I found that compiling fftw 3 with gcc produced about 15 % faster results on the ffttest benchmark included with VASP than when using pathCC. You can still use another Fortran compiler by compiling the fftw Fortran interface with it (I use pathf90). My understanding is that this performance difference is because the sse2 optimizations in fftw are only enabled when compiling it with gcc.

Truth to be told, at least on our Opteron systems here, the difference between jF FFT and FFTW (compiled with gcc as mentioned above) is rather small when running actual calculations. For bench.Hg I measured a 2 % advantage for fftw (i.e. noise).

hi Job,

Thanks for the post ! It would have definitely taken me some time to track this one down (I had only isolated the seg faults to the use of fftw).

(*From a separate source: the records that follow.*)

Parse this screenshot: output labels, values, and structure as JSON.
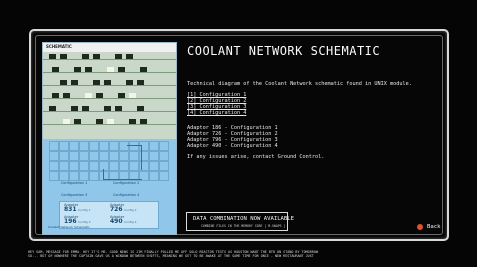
{
  "title": "COOLANT NETWORK SCHEMATIC",
  "description": "Technical diagram of the Coolant Network schematic found in UNIX module.",
  "configurations": [
    "[1] Configuration 1",
    "[2] Configuration 2",
    "[3] Configuration 3",
    "[4] Configuration 4"
  ],
  "adapters": [
    "Adaptor 186 - Configuration 1",
    "Adaptor 726 - Configuration 2",
    "Adaptor 796 - Configuration 3",
    "Adaptor 490 - Configuration 4"
  ],
  "contact_note": "If any issues arise, contact Ground Control.",
  "combo_box": {
    "title": "DATA COMBINATION NOW AVAILABLE",
    "subtitle": "COMBINE FILES IN THE MEMORY CORE [ M-SWAPS ]"
  },
  "back_label": "Back",
  "ticker_lines": [
    "HEY SAM, MESSAGE FOR EMMA. HEY IT'S ME. GOOD NEWS IS JIM FINALLY PULLED ME OFF SOLO REACTOR TESTS AS HOUSTON WANT THE BTR ON STAND BY TOMORROW",
    "SO... BUT OF NOWHERE THE CAPTAIN GAVE US A WINDOW BETWEEN SHIFTS, MEANING WE GET TO BE AWAKE AT THE SAME TIME FOR ONCE - NEW RESTAURANT JUST"
  ],
  "schematic": {
    "header": "SCHEMATIC",
    "configuration_labels": [
      "Configuration 1",
      "Configuration 2",
      "Configuration 3",
      "Configuration 4"
    ],
    "adapters": [
      {
        "label": "Adapter",
        "value": "831",
        "sub": "Config 1"
      },
      {
        "label": "Adapter",
        "value": "726",
        "sub": "Config 2"
      },
      {
        "label": "Adapter",
        "value": "196",
        "sub": "Config 3"
      },
      {
        "label": "Adapter",
        "value": "490",
        "sub": "Config 4"
      }
    ],
    "footnote": "Coolant Network Schematic"
  },
  "colors": {
    "accent_back": "#e0522d",
    "schematic_blue": "#8fc6ea",
    "schematic_green": "#c9d8c8"
  }
}
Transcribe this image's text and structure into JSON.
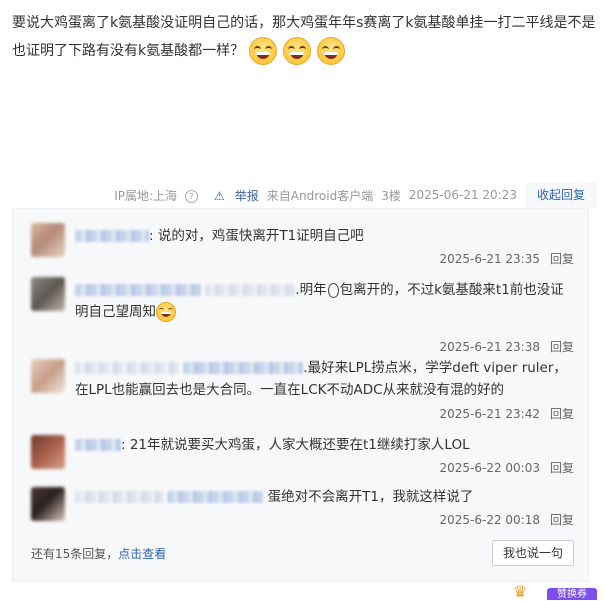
{
  "post": {
    "text": "要说大鸡蛋离了k氨基酸没证明自己的话，那大鸡蛋年年s赛离了k氨基酸单挂一打二平线是不是也证明了下路有没有k氨基酸都一样？",
    "emoji_icon": "laughing-face-icon",
    "emoji_count": 3
  },
  "meta": {
    "ip_location": "IP属地:上海",
    "report": "举报",
    "source": "来自Android客户端",
    "floor": "3楼",
    "datetime": "2025-06-21 20:23",
    "collapse_label": "收起回复"
  },
  "replies": [
    {
      "text_after": ": 说的对，鸡蛋快离开T1证明自己吧",
      "time": "2025-6-21 23:35",
      "reply_label": "回复"
    },
    {
      "text_mid": ".明年",
      "text_after": "包离开的，不过k氨基酸来t1前也没证明自己望周知",
      "time": "2025-6-21 23:38",
      "reply_label": "回复"
    },
    {
      "text_after": ".最好来LPL捞点米，学学deft viper ruler，在LPL也能赢回去也是大合同。一直在LCK不动ADC从来就没有混的好的",
      "time": "2025-6-21 23:42",
      "reply_label": "回复"
    },
    {
      "text_after": ": 21年就说要买大鸡蛋，人家大概还要在t1继续打家人LOL",
      "time": "2025-6-22 00:03",
      "reply_label": "回复"
    },
    {
      "text_after": "蛋绝对不会离开T1，我就这样说了",
      "time": "2025-6-22 00:18",
      "reply_label": "回复"
    }
  ],
  "more": {
    "prefix": "还有15条回复，",
    "link": "点击查看"
  },
  "say_button": "我也说一句",
  "badge": {
    "text": "赞换券"
  },
  "colors": {
    "link": "#2d64b3",
    "reply_bg": "#f7f8fa",
    "badge": "#7c4ef0"
  }
}
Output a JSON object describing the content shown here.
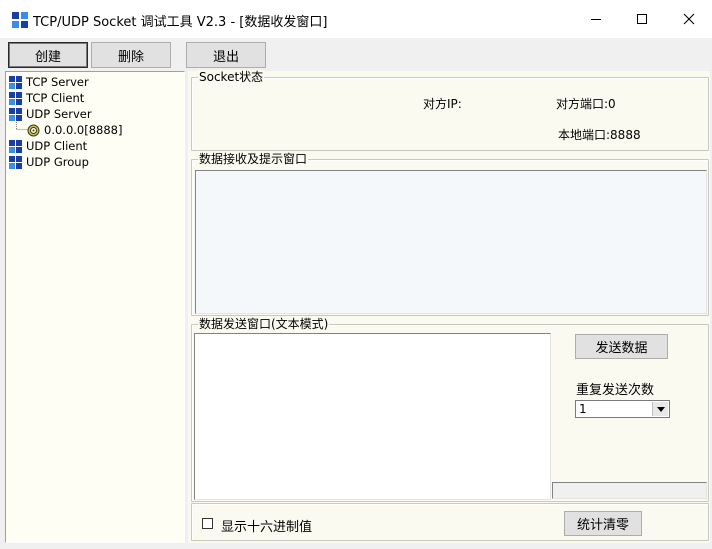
{
  "window": {
    "title": "TCP/UDP Socket 调试工具 V2.3  - [数据收发窗口]"
  },
  "toolbar": {
    "create_label": "创建",
    "delete_label": "删除",
    "exit_label": "退出"
  },
  "tree": {
    "items": [
      {
        "label": "TCP Server",
        "icon": "grid-icon"
      },
      {
        "label": "TCP Client",
        "icon": "grid-icon"
      },
      {
        "label": "UDP Server",
        "icon": "grid-icon"
      },
      {
        "label": "0.0.0.0[8888]",
        "icon": "socket-ring-icon"
      },
      {
        "label": "UDP Client",
        "icon": "grid-icon"
      },
      {
        "label": "UDP Group",
        "icon": "grid-icon"
      }
    ]
  },
  "socket_status": {
    "title": "Socket状态",
    "peer_ip_label": "对方IP:",
    "peer_port_label": "对方端口:0",
    "local_port_label": "本地端口:8888"
  },
  "receive": {
    "title": "数据接收及提示窗口",
    "content": ""
  },
  "send": {
    "title": "数据发送窗口(文本模式)",
    "content": "",
    "send_button_label": "发送数据",
    "repeat_label": "重复发送次数",
    "repeat_value": "1",
    "status_text": ""
  },
  "footer": {
    "hex_label": "显示十六进制值",
    "hex_checked": false,
    "clear_stats_label": "统计清零"
  },
  "colors": {
    "icon_blue": "#1a3ea8",
    "icon_light": "#3c8cf0",
    "tree_bg": "#fffef5",
    "receive_bg": "#f5f8fb",
    "panel_bg": "#fbfaf0"
  }
}
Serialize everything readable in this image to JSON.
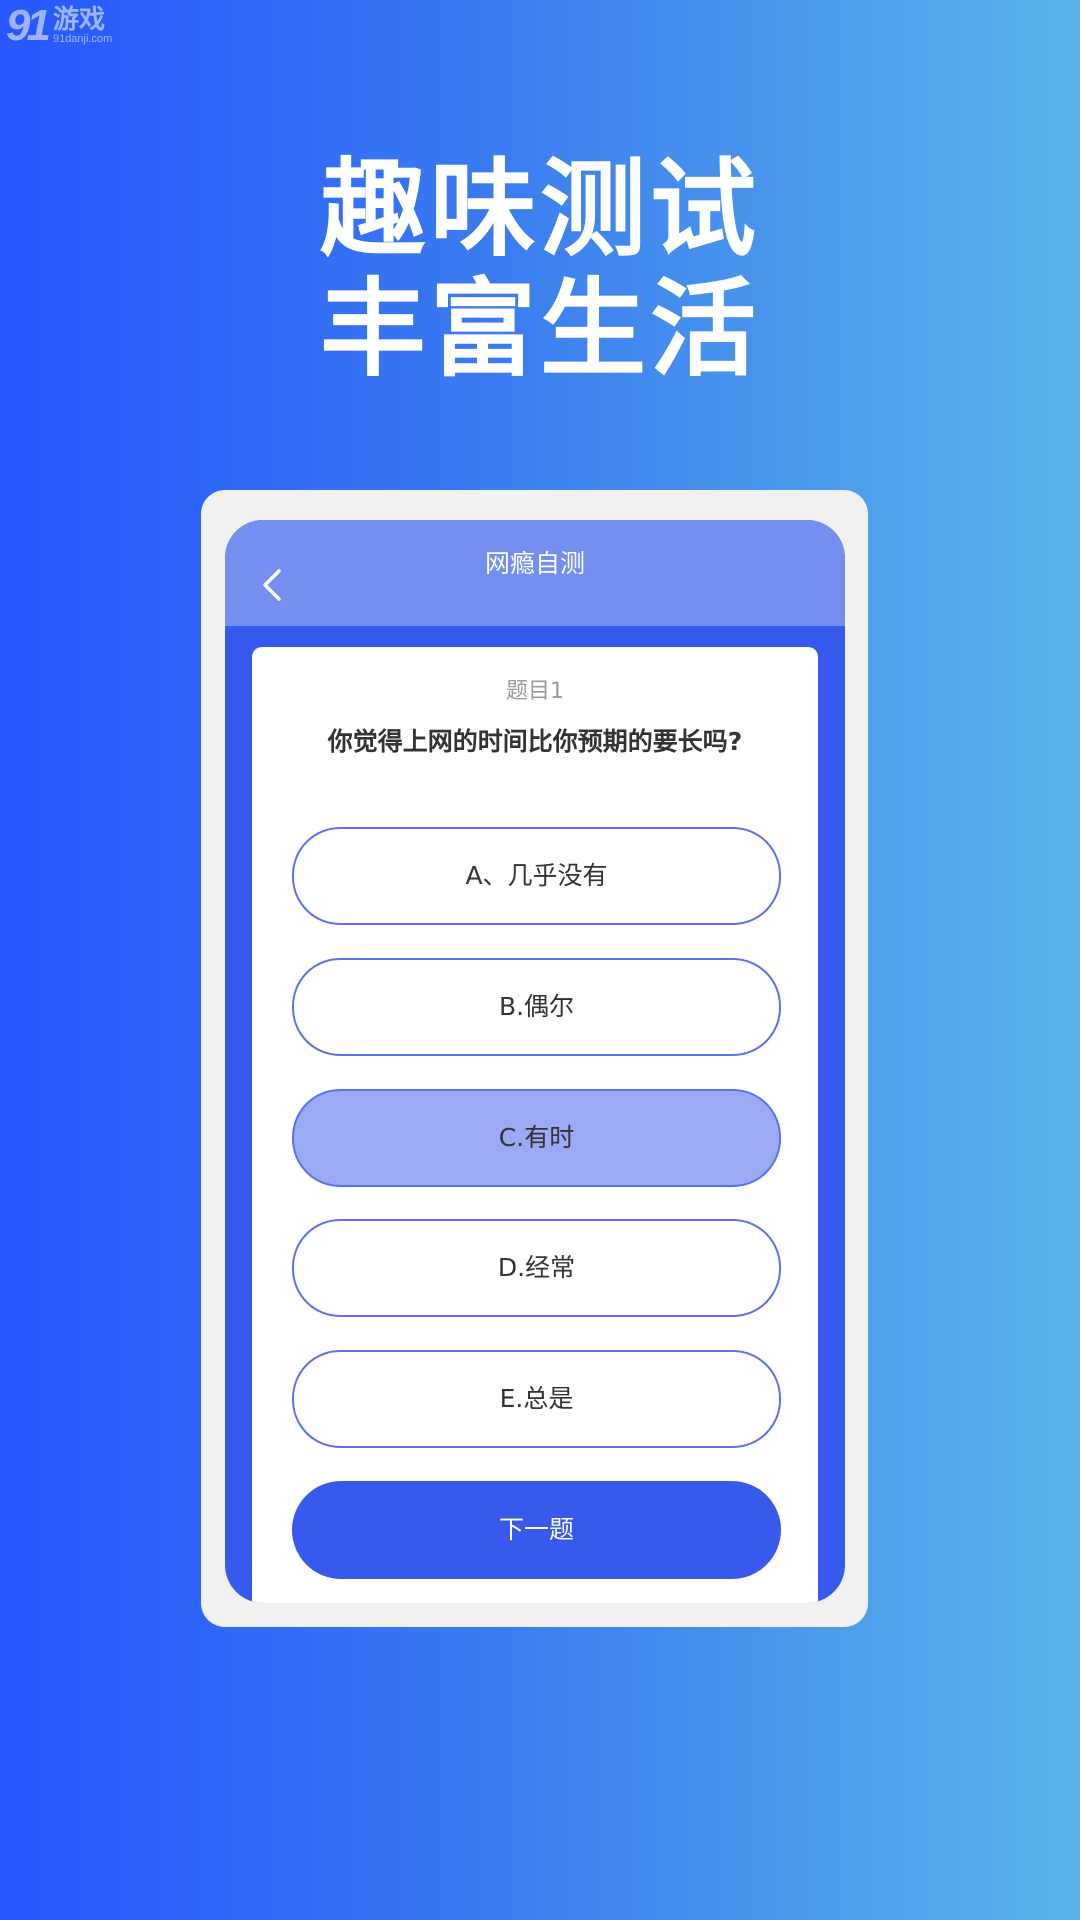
{
  "watermark": {
    "number": "91",
    "name": "游戏",
    "domain": "91danji.com"
  },
  "headline": {
    "line1": "趣味测试",
    "line2": "丰富生活"
  },
  "app": {
    "header_title": "网瘾自测",
    "back_icon": "chevron-left-icon"
  },
  "question": {
    "index_label": "题目1",
    "text": "你觉得上网的时间比你预期的要长吗?",
    "options": [
      {
        "label": "A、几乎没有",
        "selected": false
      },
      {
        "label": "B.偶尔",
        "selected": false
      },
      {
        "label": "C.有时",
        "selected": true
      },
      {
        "label": "D.经常",
        "selected": false
      },
      {
        "label": "E.总是",
        "selected": false
      }
    ]
  },
  "next_button": {
    "label": "下一题"
  },
  "colors": {
    "primary": "#375aec",
    "header": "#738ff0",
    "selected_option": "#9aaaf5",
    "option_border": "#5b73e8"
  }
}
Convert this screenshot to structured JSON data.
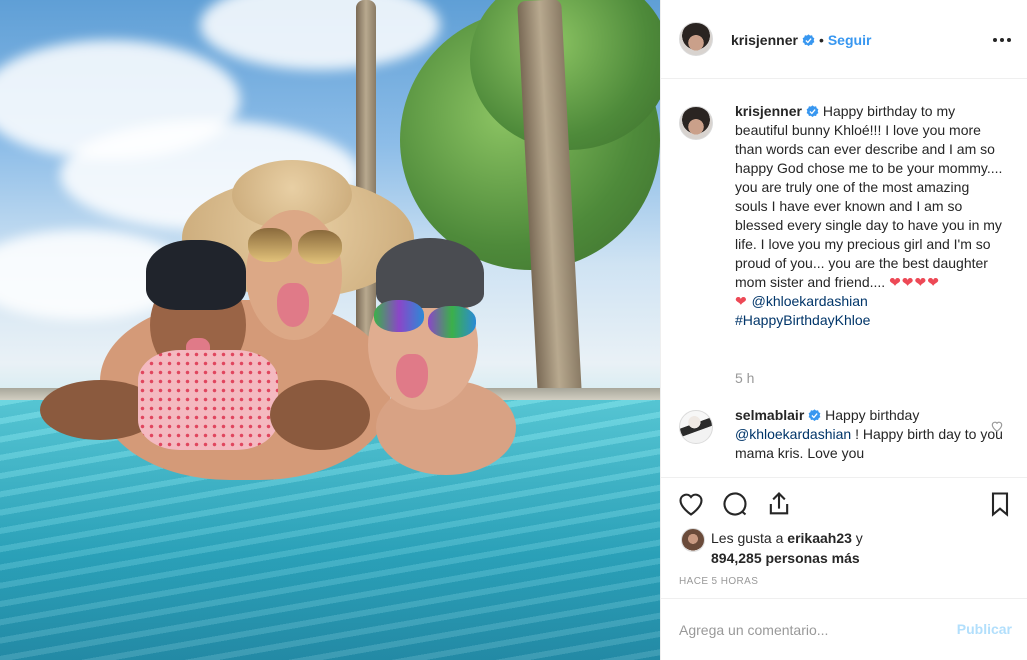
{
  "post": {
    "author": "krisjenner",
    "follow_label": "Seguir",
    "separator": "•"
  },
  "caption": {
    "author": "krisjenner",
    "text": "Happy birthday to my beautiful bunny Khloé!!! I love you more than words can ever describe and I am so happy God chose me to be your mommy.... you are truly one of the most amazing souls I have ever known and I am so blessed every single day to have you in my life. I love you my precious girl and I'm so proud of you... you are the best daughter mom sister and friend....",
    "hearts": "❤❤❤❤",
    "heart_single": "❤",
    "mention": "@khloekardashian",
    "hashtag": "#HappyBirthdayKhloe",
    "time": "5 h"
  },
  "comments": [
    {
      "author": "selmablair",
      "text_before": "Happy birthday",
      "mention": "@khloekardashian",
      "text_after": "! Happy birth day to you mama kris. Love you"
    }
  ],
  "likes": {
    "prefix": "Les gusta a",
    "user": "erikaah23",
    "conj": "y",
    "count": "894,285 personas más"
  },
  "posted_ago": "HACE 5 HORAS",
  "comment_box": {
    "placeholder": "Agrega un comentario...",
    "publish_label": "Publicar"
  },
  "icons": [
    "verified-badge-icon",
    "more-options-icon",
    "heart-icon",
    "comment-icon",
    "share-icon",
    "bookmark-icon",
    "comment-like-icon"
  ],
  "colors": {
    "link": "#3897f0",
    "mention": "#003569",
    "heart": "#ed4956",
    "muted": "#999999",
    "publish_disabled": "#b2dffc"
  }
}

To add another perspective on the FFTW discussion, I'm building vasp with gfortran on an x86_64 arch and the difference between FFTW and jF FFT is quite substantial (I suppose due to gfortran). For example, timings of the EDDAV routine are reduced by a factor of 4 with multiple test runs.

It seems that the current vasp version (4.6.34) incorporates this fix. Although they have used the quick-and-dirty (potentially unportable) INTEGER(8) rather than selected_int_kind like my patch does.